Passa la veuve de Malabar: «Tambours, battez aux champs, dit Villeroy, voilà un monument d'un autre âge; quand on a été belle, on l'est toujours; les ruines ont encore leur grandeur et leur caractère. —C'est aujourd'hui la veuve idéale; elle est en deuil de son mari et de son amant. Je me rappelle toujours le mot de son mari quand son amant l'a planté là: «Tu pleures, ma chère amie! tu es si bonne; je t'avais toujours dit que cet homme-là nous tromperait.»—Les maris d'aujourd'hui, dit Parisis,—eût-il dit cela avant d'être marié?—font jouer le rôle ridicule à l'amant. Par exemple, voilà un homme d'esprit passant avec sa femme qui a eu son quart d'heure de folie plus ou moin platonique.
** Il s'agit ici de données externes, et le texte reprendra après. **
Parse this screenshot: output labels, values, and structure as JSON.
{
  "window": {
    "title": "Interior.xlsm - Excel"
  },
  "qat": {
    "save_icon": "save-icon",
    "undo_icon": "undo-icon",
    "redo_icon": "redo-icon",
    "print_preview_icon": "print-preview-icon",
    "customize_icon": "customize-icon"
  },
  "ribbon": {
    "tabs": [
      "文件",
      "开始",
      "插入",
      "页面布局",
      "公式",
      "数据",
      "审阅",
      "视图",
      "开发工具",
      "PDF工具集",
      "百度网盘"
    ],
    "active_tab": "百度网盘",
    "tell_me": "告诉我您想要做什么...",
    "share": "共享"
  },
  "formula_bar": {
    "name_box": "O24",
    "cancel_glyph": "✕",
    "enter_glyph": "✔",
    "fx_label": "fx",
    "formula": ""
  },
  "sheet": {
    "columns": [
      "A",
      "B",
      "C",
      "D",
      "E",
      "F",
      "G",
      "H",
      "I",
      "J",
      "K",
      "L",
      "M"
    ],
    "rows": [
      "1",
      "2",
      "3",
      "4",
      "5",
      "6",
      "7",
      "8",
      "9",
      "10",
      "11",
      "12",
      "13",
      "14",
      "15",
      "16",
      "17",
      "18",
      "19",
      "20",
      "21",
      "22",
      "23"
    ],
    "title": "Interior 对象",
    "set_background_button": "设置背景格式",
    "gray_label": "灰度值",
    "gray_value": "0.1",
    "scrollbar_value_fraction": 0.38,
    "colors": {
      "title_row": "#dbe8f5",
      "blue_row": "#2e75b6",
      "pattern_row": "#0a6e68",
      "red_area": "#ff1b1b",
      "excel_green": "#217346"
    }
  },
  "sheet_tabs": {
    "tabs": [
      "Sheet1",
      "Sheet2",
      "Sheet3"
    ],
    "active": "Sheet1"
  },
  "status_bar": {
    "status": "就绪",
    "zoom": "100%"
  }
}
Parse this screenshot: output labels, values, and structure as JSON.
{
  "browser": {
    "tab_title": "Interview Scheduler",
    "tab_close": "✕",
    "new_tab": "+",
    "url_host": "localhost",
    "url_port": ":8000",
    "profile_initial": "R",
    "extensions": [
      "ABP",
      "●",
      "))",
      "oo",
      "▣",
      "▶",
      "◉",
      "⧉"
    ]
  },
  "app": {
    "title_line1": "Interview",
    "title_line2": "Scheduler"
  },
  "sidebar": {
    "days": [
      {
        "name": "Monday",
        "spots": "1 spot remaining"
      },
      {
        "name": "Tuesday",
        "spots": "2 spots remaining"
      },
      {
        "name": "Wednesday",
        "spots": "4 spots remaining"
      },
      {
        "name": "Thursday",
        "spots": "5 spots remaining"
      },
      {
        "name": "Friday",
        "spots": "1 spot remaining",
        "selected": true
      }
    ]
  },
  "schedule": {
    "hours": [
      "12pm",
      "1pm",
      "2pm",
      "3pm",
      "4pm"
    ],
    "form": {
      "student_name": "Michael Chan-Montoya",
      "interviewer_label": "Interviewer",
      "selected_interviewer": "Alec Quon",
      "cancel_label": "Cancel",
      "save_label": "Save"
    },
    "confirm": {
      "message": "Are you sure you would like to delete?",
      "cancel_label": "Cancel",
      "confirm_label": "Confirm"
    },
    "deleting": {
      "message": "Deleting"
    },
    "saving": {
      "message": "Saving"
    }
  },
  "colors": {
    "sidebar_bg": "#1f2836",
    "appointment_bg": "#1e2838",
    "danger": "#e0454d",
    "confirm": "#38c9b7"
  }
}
Le mari protégeait beaucoup l'amant; il lui savait gré de porter l'éventail, le manteau et le chien de la dame; c'était lui qui demandait les gens, qui se précipitait au marchepied, qui faisait les lectures pieuses. Le mari aimait l'Opéra,—vu des coulisses;—il ne s'inquiétait pas de quelques nuages sur les ciels bleus de l'hyménée. Il savait que sa femme était une brave créature qui, comme toutes les femmes, aurait ses jours de révolte en passant le cap des Tempêtes, après quoi elle lui reviendrait à jamais amoureuse et reconnaissante. Voilà qu'un jour l'amant ou l'amoureux s'aperçoit que la dame a pris un train de plaisir sur les bords du Rhin avec un jeune crevé de haute lignée. Dieu sait si l'amant s'indigna! Il va trouver le mari et lui représente qu'il ne peut laisser sa femme voyager ainsi. «Est-ce que cela vous fait beaucoup de chagrin?» dit le très spirituel mari en éclatant de rire au nez de celui qui plaidait l'honneur de la maison.»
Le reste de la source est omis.